The Corner

What’s in a Letter: Obama’s al-Megrahi Culpability

It’s not as large a download as Wikileaks and Lady Gaga isn’t protesting it, but 270 people died when Pan Am 103 was bombed over Lockerbie, Scotland, in 1988, and 190 of those killed were Americans. Under increased criticism for its role in Abdelbaset al-Megrahi’s return to Libya last year — where he received a hero’s welcome — the Obama administration released a letter last week that it hoped would exonerate it, demonstrating that it wasn’t happy about the release. Princeton’s Robert P. George, who represents the family of his childhood friend, Valerie Canady, who was murdered by al-Megrahi, is not satisfied with the Obama administration’s lack of outrage and is not moving on.


 

Q: Why doesn’t the letter to the Brits released last week get the Obama administration off the hook?

A: Anyone with even a perfunctory knowledge of diplomatic communication will be struck immediately by the weakness of the opposition to Megrahi’s release expressed in the letter. President Obama and State Department officials in his administration know perfectly well how to make clear to an ally that a move it is contemplating is unacceptable. Just ask the Israelis. The failure of the Obama administration, beginning with the president himself, to make clear to U.K. authorities that Megrahi’s release was unacceptable was disgraceful.




Moreover, the letter reveals that the Obama administration (and, one must assume, the president himself) knew that the U.K. was going to release Megrahi from prison in Scotland. When President Obama said that “all Americans were surprised,” he was dissembling. The cold, hard, and shameful truth is that the Obama administration was in on discussions regarding Megrahi’s release and failed to forcefully oppose it.

 


Q: Could the Obama administration have stopped the release?

A: Yes. The Brown administration in the U.K., like its predecessors, valued the “special relationship” with the U.S. It was President Obama’s solemn duty to call Gordon Brown on the telephone and inform him that the release of a mass murderer who had brutally slaughtered American civilians (among many others) was unacceptable. Obama could easily have made clear to Brown that releasing Megrahi would strain the special relationship past the breaking point. Faced with a choice between Libyan oil contracts for British companies and his country’s historic alliance with the United States of America, Brown would have held Megrahi in prison, where he belonged.

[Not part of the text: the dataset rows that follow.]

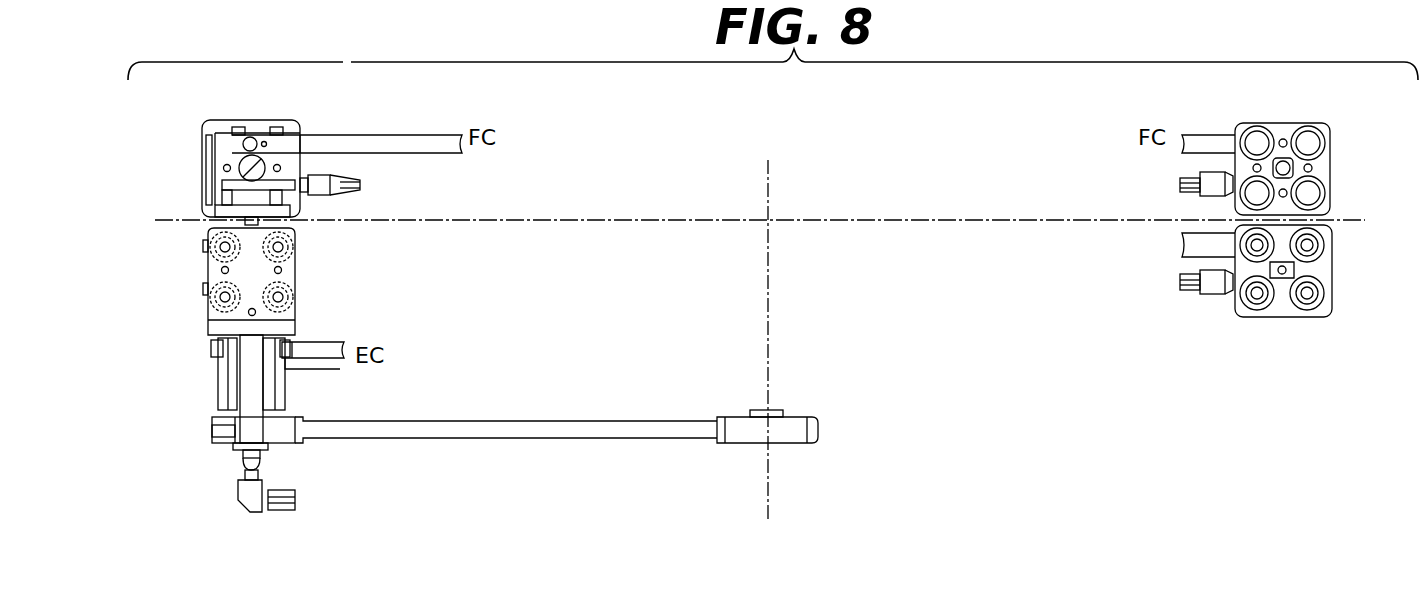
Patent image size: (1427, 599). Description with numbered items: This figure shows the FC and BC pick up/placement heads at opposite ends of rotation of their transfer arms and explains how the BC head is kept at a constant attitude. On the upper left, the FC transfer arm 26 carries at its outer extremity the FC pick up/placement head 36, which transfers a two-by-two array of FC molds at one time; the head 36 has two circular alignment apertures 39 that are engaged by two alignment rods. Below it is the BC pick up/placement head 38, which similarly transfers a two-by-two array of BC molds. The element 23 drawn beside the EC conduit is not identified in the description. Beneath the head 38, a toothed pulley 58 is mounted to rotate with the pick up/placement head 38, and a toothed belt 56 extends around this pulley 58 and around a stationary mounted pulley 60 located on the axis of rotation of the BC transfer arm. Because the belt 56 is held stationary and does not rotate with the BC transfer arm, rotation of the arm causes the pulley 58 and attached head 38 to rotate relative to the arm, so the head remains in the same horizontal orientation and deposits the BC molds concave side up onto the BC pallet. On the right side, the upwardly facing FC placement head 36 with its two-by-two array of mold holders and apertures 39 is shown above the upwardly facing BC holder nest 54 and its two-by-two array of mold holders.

The electrical conduit 23 is at (318, 342).
The FC transfer arm 26 is at (446, 154).
The FC pick up/placement head 36 is at (198, 184).
The BC pick up/placement head 38 is at (200, 264).
The circular alignment apertures 39 is at (223, 168).
The BC holder nest 54 is at (1342, 267).
The toothed belt 56 is at (513, 440).
The toothed pulley 58 is at (212, 424).
The stationary mounted pulley 60 is at (816, 442).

Why did the president not put through that phone call to his British counterpart? That is the question we should be hearing from the four liberal Democratic senators from New York and New Jersey — Lautenberg, Menendez, Schumer, and Gillibrand — who have loudly (and rightly) criticized the British. So long as they continue to ignore the delinquency of President Obama on this issue, they simply cannot be taken seriously. They are merely grandstanding. After all, around the time of discussions of Megrahi’s possible release, the president had taken the trouble to insinuate himself into a minor dispute between a Cambridge, Mass., police officer and a Harvard professor who happened to be a friend of his. He even got them together at the famous White House beer summit. If that was a matter of sufficient importance to deserve the president’s attention, why did he not pick up the phone, call Gordon Brown, and inform him that the release of the murderer Megrahi is unacceptable to the United States? Had he done that, Megrahi would be in jail in Scotland, and not enjoying life in Libya, where he is being treated as a national hero. Instead, Brown and other British officials interpreted the Obama administration as signaling that releasing Megrahi, while not “the most appropriate” thing to do, was something the U.S. could live with. Alas, that was not at all an unreasonable interpretation.

 


Q: Why aren’t more people as outraged as you are?

A: The families of the victims of the Pan Am 103 murders are every bit as outraged as I am. So are many other Americans. I know that from the e-mail messages I am receiving. Of course, many people do not know the facts. They innocently suppose that the U.K. released Megrahi without the knowledge of the Obama administration (after all, President Obama told them that all Americans were not only disappointed by the murderer’s release but “surprised” by it) or that it was done despite forceful opposition from U.S. officials. The truth is that it would not have been done in the face of forceful opposition from the U.S. That is a truth that I am seeking to make more widely known.

 


Q: What can be done at this point? By President Obama?

A: Megrahi is free and will remain so. That atrocity against justice cannot be undone.

We can make sure that such atrocities do not happen in the future. The best way to do that is by holding politicians accountable at the ballot box. The president should be held accountable for his administration’s failure forcefully to oppose Megrahi’s release and for his own failure to call Gordon Brown to say that it would be unacceptable to the United States. Politicians such as my own senators, Frank Lautenberg and Robert Menendez, should be held accountable for failing to demand an explanation from the president for the weakness of his administration’s opposition to releasing Megrahi and for his own delinquency in failing to do what was necessary to stop it.